Modelling and management of waterborne diseases: using mobile phone data to study schistosomiasis

Dipartimento di Elettronica, Informazione e Bioingegneria Politecnico di Milano, Italy

Modelling the dynamics of multi-host pathogens in spatially explicit settings is not a simple task. In addition to the knowledge of traditional epidemiological parameters, one must in fact describe the movement of each of the organisms involved in the transmission cycle. Human diseases are quite critical in this respect, because it is usually hard to determine how, when and where individuals move. We present models aimed at capturing the dynamics of a parasitic disease at a country-wide scale: schistosomiasis in Senegal. Human mobility is described through the analysis of suitably anonymized mobile phone records released during the 2014 D4D Challenge by Orange-Sonatel ( A key objective of the research is showing how model-based decision-support tools can help design national plans for disease control, thus proving the importance of quantitative models for societal development.

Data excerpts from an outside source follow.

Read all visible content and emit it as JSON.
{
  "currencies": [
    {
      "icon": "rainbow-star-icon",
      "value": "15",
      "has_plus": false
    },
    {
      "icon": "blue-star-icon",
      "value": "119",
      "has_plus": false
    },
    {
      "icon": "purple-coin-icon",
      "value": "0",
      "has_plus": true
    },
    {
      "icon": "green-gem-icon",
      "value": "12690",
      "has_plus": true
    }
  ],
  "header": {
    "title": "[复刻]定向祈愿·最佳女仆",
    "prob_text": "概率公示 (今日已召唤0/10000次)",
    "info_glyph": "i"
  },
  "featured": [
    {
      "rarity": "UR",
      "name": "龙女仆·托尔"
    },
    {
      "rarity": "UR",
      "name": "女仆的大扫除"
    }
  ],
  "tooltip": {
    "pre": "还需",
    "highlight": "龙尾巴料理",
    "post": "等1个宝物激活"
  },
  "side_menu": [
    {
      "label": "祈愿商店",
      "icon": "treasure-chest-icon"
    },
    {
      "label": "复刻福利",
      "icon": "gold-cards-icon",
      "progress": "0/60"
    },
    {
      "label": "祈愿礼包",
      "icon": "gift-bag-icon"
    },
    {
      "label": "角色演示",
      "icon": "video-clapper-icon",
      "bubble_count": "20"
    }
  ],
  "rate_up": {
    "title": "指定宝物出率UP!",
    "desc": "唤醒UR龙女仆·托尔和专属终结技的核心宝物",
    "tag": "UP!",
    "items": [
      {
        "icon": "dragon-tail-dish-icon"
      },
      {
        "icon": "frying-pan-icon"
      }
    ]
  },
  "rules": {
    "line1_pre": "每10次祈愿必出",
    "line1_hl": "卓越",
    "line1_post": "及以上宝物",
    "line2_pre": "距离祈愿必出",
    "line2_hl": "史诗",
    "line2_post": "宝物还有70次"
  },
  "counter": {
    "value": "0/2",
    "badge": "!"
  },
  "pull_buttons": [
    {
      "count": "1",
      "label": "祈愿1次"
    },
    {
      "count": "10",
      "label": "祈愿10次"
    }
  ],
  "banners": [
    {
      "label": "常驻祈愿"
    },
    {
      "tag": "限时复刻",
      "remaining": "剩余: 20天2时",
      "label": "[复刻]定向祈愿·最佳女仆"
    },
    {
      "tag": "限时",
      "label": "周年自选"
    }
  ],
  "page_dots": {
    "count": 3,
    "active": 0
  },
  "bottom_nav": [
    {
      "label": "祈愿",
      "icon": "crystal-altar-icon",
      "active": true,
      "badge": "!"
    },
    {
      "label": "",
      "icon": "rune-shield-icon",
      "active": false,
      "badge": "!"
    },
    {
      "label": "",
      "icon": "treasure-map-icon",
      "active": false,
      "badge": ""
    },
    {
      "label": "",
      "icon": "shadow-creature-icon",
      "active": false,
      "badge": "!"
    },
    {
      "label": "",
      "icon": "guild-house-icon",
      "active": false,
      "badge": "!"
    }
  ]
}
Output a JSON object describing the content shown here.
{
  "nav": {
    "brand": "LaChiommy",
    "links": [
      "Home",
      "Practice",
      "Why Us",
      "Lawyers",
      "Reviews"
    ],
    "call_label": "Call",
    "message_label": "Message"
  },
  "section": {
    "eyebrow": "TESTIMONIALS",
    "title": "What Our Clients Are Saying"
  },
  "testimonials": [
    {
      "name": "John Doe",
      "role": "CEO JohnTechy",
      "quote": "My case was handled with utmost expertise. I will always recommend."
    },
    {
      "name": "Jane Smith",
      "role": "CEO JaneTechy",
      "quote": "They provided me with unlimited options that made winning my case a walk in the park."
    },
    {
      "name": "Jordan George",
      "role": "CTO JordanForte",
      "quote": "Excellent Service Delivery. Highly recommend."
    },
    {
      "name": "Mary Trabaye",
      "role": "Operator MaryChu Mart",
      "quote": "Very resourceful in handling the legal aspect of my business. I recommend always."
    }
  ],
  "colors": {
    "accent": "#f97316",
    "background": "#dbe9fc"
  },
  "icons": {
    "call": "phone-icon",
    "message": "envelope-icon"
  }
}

Relationships between agriculture and biodiversity : intensive farming or agro-ecology ?

MNHN, Paris, France

The scientific, political and societal debate on biodiversity preservation has centered on the effects of two alternative methods of agricultural production: intensive farming (which leaves more land for natural spaces) and agroecology (extensive farming, which is richer in biodiversity but might occupy more land). We present original research by extending the conceptual framework developed by Green et al. (2005), who show that, for a given production target, intensive agriculture preserves more biodiversity than agroecology, because farming land induces an initially strong decrease in its biodiversity (decreasing and convex relation between biodiversity and yield). We build a theoretical model that couples the ecological assumption of Green et al. (2005) with economic assumptions on the adjustment of supply and demand to prices, in a classical economic framework where quantities supplied increase with prices while quantities demanded decrease with prices; assuming that agroecology is less profitable than intensive farming. The farming method most beneficial to biodiversity depends on the equilibrium of agricultural markets. Consumer and producer surpluses depend on the agricultural production method. We argue that a shift from intensive to agroecology primarily reduces the agricultural outlet for animal feed, characterized by a higher price elasticity, and discuss what are the implications in terms of food security.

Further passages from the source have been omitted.